Music review: the fantasy soundtracks of Baumarius Remastered

by Patch O'Furr

A review request came in from Lucas Masoch:

My new album Baumarius Remastered is an 85-track, 5-hour-long compilation of my work over the years, featuring music that falls within the realm of avant-garde, psychedelic, orchestral soundtrack, epic trailer, post-rock, and world music; often a combination of these. You can listen to the album here on Youtube.

As a confirmed night owl, most of my work happens between midnight and dawn. This is the chilly season for Northern California fog, so I work with a lit fireplace and dogs lounging on fluffy covers nearby. When I put Baumarius on, the cozy level was off the charts.

5 hours of music is great for immersion, but a lot to review. So I used it as background for working with occasional extra attention.

Baumarius Remastered is packed with arboreal, pagan, and fairytale vibes to summon furry creativity. For more than personal listening, it would also be good for a chillout or cuddle space at a party, an art exhibit, a moody video game, or a group art making session. Another Youtube mix of it is labeled: Calming Fantasy & Adventure Music for Writing, Sleep, & Emotional Inspiration.

Art by RavenGearProduction / SheilaGrace

Even with 85 tracks to pick from, the whole album is very consistent — all of them are a few minutes long, using a familiar palette of smooth, digitally-perfect orchestral sounds. I could slide in like a warm pool and never get distracted while soaking it up.

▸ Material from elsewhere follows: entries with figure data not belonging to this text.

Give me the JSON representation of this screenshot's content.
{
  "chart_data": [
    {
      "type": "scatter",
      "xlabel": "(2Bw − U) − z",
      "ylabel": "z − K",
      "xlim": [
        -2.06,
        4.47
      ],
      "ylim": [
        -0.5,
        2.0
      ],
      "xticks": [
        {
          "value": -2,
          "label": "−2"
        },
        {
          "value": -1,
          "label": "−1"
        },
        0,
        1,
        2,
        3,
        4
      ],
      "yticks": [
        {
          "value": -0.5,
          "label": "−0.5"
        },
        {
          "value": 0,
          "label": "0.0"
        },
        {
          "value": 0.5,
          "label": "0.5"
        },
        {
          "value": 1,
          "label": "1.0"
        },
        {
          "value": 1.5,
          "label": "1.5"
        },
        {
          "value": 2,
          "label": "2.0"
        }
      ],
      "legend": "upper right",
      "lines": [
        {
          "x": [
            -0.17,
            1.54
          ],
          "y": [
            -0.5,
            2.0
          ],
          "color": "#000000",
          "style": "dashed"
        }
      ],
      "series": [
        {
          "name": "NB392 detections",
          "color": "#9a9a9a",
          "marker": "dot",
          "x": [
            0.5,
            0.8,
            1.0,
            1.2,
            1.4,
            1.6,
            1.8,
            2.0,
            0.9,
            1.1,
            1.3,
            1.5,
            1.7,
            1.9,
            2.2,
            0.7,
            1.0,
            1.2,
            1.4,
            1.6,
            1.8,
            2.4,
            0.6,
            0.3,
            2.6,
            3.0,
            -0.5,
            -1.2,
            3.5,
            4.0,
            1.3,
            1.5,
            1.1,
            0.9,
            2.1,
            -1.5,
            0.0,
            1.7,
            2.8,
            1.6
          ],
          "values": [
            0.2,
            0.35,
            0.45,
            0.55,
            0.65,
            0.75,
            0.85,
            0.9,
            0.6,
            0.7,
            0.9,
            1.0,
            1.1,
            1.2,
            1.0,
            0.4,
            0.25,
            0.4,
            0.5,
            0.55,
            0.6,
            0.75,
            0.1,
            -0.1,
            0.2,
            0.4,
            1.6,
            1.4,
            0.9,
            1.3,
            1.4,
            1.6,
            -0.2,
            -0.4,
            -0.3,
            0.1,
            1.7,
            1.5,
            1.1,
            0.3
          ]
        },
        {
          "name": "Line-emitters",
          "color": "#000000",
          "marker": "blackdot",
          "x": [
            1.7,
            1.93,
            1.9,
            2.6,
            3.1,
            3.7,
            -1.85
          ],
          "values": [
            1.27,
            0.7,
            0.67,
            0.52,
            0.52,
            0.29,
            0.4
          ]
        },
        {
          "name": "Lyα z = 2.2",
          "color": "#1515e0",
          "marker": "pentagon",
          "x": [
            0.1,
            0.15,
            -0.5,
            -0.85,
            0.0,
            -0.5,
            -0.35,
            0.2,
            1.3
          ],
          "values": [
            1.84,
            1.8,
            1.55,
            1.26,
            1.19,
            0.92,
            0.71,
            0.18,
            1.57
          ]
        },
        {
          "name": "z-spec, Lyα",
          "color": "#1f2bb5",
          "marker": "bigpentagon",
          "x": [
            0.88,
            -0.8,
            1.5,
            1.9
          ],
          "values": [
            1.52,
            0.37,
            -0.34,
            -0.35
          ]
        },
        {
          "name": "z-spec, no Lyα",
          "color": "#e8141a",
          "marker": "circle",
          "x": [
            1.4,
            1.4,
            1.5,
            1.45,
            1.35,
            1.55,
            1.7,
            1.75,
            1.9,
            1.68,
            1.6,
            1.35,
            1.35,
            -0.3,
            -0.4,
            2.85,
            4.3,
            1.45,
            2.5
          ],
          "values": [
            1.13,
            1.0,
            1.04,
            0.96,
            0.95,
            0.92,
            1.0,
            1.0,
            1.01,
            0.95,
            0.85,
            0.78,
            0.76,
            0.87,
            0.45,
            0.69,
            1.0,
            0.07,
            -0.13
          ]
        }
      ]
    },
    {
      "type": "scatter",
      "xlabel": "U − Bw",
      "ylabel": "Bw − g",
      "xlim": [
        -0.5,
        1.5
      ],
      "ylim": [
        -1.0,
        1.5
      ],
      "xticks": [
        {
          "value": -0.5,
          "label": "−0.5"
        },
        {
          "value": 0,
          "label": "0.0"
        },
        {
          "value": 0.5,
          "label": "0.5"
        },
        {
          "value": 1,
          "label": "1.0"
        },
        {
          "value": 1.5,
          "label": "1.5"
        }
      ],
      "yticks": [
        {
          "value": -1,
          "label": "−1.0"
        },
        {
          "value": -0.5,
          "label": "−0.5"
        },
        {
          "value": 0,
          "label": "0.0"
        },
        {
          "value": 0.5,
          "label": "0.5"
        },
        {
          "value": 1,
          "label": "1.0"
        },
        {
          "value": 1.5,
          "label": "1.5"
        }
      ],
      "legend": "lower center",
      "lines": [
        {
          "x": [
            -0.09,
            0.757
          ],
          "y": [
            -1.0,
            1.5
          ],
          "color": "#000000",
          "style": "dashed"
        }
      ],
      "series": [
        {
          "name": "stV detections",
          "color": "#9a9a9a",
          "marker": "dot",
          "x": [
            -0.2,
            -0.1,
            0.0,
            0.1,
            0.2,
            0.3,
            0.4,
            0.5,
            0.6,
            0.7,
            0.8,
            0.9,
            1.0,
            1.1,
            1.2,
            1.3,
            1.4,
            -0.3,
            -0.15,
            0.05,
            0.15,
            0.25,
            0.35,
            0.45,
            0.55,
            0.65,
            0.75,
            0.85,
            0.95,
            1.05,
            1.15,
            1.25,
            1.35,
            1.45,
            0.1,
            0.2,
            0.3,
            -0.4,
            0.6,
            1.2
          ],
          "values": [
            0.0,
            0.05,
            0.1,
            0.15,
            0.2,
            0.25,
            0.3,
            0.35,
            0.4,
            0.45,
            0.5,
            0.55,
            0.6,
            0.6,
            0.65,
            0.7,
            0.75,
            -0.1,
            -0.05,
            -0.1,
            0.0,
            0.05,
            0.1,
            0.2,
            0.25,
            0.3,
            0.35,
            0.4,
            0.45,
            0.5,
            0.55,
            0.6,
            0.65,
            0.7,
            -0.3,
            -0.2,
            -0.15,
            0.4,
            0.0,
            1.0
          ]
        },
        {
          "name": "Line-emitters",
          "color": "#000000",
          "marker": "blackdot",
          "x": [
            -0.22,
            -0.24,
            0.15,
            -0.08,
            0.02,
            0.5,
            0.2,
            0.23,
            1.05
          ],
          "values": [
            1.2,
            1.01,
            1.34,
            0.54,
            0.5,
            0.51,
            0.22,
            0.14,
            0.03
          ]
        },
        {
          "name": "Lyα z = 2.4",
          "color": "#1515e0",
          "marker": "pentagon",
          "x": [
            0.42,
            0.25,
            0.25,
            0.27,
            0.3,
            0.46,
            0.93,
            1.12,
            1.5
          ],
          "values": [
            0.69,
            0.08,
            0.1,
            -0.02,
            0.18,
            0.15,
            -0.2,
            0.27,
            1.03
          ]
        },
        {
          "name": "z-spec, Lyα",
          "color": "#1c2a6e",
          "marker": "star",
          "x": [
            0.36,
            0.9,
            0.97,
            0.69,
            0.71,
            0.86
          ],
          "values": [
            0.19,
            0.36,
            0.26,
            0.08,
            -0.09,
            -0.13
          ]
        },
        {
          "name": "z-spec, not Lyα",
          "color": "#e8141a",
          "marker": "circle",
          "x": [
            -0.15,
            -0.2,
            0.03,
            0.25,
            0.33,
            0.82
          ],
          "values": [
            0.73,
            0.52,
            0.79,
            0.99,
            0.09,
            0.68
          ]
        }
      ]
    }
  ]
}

What can I say about it critically? Don’t expect anything like pop singles. The transitions from piece to piece are seamless and the whole experience meanders, but it’s like playing hooky to wander in the woods because you want to. Between overly pompous or trivially whimsical extremes, I think it hits the right balance without overstaying its welcome. I like some avant-garde music (Cabaret Voltaire is one of my forever favorites) and I would classify this as more like comfort food than experiments with itchy dissonance and sound collage, or signature production style. Not that I’d expect it to be what it isn’t; it’s the opposite of funky, but sometimes your ass needs to settle down so you can think. As a non-musician, all I could ask for in future work is to go beyond playing with a nice palette of sounds, and emphazise compositions with direction and solid motifs that your ears can grab. There’s a lot of forest, but can we see the trees?

Notes on a few tracks:

  • 59. Finding Self. A dissonant ending.
  • 61. Dreaming Together. Hiccup strings.
  • 62. Losing Paradise. Nervous energy and clock chimes in a speedup tempo.
  • 66. Mindhacker. Slippy slidy whistle and cello.
  • 68. Ghostwing. Stormy weather.
  • 69. In Control. A bit all over the place actually, with a piano crash thrown in.
  • 73. Into the Heart of the Beast. Arresting opening like a slightly ominous chorus of swamp creatures at night.
  • 77. The Escape. The echoey string layers give it extra space.
  • 80. Thunderstruck. Electricity buzzes, crackles and surges.

Try making art with this on and share it to the musician, I’m sure it would get a great response!

Artist bio and links:

Lucas Masoch is a Puerto Rican multimedia artist and synesthete who specializes in creating avant-garde orchestral soundtracks and music-based synesthetic visual effects. He has two musical acts, known as Baumarius and Syamori, which have influences from genres such as trailer and soundtrack music, psychedelic music, trip hop, and EDM. He began his creative journey in self-isolation at the age of 14, exploring mediums such as writing, inking, digital art, 3D modeling, and virtual reality in an effort to find ways to express himself. That journey eventually brought him the courage and opportunity to leave his family at 19, ditching their doomsday cult to live among strangers halfway across the United States. Recovering from the environmental and social deprivation the cult provided was no easy feat, but now he thrives among friends and resides in Pennsylvania with his partner Marroh.